One hundred people died when the tunnel initially caved in while another 100 were killed when the tunnel continued to collapse on top of rescuers.
The structural integrity of the tunnels were compromised after dictator Kim Jong Un’s sixth nuclear test, which significantly weakened the mountain.
That Sept. 3 test of a hydrogen bomb, which was reportedly 10 times more powerful than the nuclear bomb the U.S. dropped on Hiroshima in 1945, triggered a 6.3-magnitude earthquake. A few minutes later a 4.1-magnitude earthquake was detected from the site, believed to be from a tunnel collapsing.

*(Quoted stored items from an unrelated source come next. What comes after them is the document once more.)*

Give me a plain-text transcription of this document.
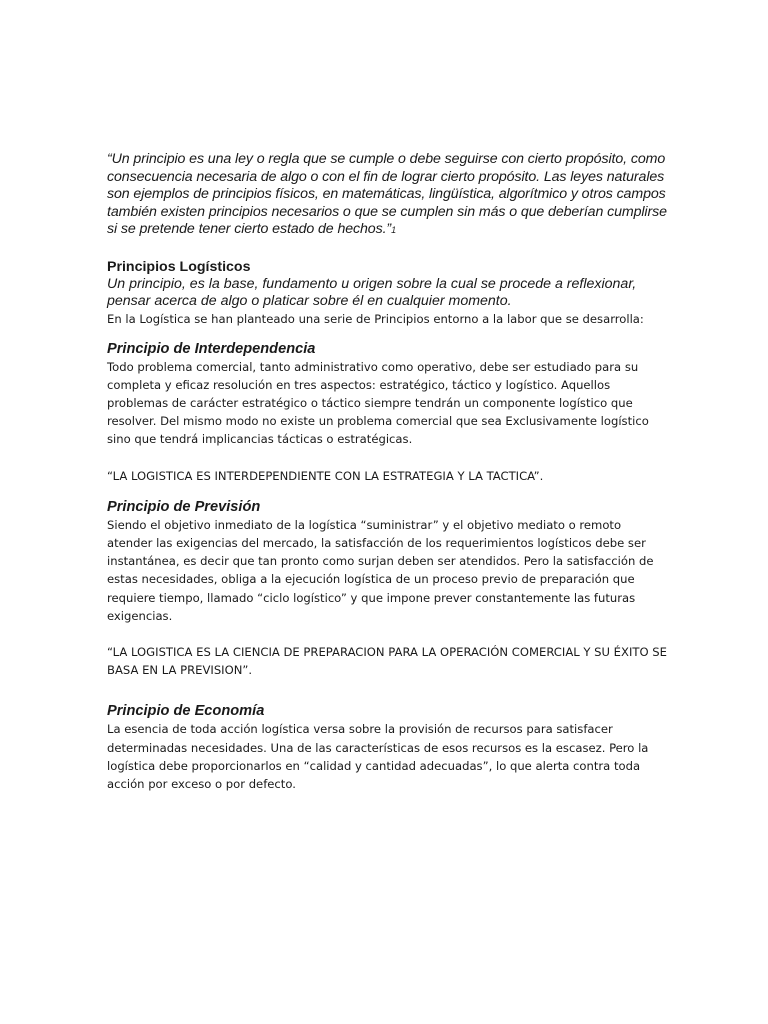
“Un principio es una ley o regla que se cumple o debe seguirse con cierto propósito, como consecuencia necesaria de algo o con el fin de lograr cierto propósito. Las leyes naturales son ejemplos de principios físicos, en matemáticas, lingüística, algorítmico y otros campos también existen principios necesarios o que se cumplen sin más o que deberían cumplirse si se pretende tener cierto estado de hechos.”1

Principios Logísticos

Un principio, es la base, fundamento u origen sobre la cual se procede a reflexionar, pensar acerca de algo o platicar sobre él en cualquier momento.

En la Logística se han planteado una serie de Principios entorno a la labor que se desarrolla:

Principio de Interdependencia

Todo problema comercial, tanto administrativo como operativo, debe ser estudiado para su completa y eficaz resolución en tres aspectos: estratégico, táctico y logístico. Aquellos problemas de carácter estratégico o táctico siempre tendrán un componente logístico que resolver. Del mismo modo no existe un problema comercial que sea Exclusivamente logístico sino que tendrá implicancias tácticas o estratégicas.

“LA LOGISTICA ES INTERDEPENDIENTE CON LA ESTRATEGIA Y LA TACTICA”.

Principio de Previsión

Siendo el objetivo inmediato de la logística “suministrar” y el objetivo mediato o remoto atender las exigencias del mercado, la satisfacción de los requerimientos logísticos debe ser instantánea, es decir que tan pronto como surjan deben ser atendidos. Pero la satisfacción de estas necesidades, obliga a la ejecución logística de un proceso previo de preparación que requiere tiempo, llamado “ciclo logístico” y que impone prever constantemente las futuras exigencias.

“LA LOGISTICA ES LA CIENCIA DE PREPARACION PARA LA OPERACIÓN COMERCIAL Y SU ÉXITO SE BASA EN LA PREVISION”.

Principio de Economía

La esencia de toda acción logística versa sobre la provisión de recursos para satisfacer determinadas necesidades. Una de las características de esos recursos es la escasez. Pero la logística debe proporcionarlos en “calidad y cantidad adecuadas”, lo que alerta contra toda acción por exceso o por defecto.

Satellite images obtained by 38 North, which specializes in North Korea issues, showed several landslides occurred after the Sept. 3 test. Also a possible “collapse chimney crater” was seen on Mount Mantap, possibly caused by the underground tests.
It’s unclear if the mountain will collapse in the near future, but the report said there was “significant cracking” and “irreversible strain” on the land because of the nuclear test.
There's also concern the collapse could trigger a massive radioactive leak on a scale of a Chernobyl or Fukushima. According to Chinese scientists, radioactive xenon-133 was detected in South Korea after Pyongyang's latest nuclear test.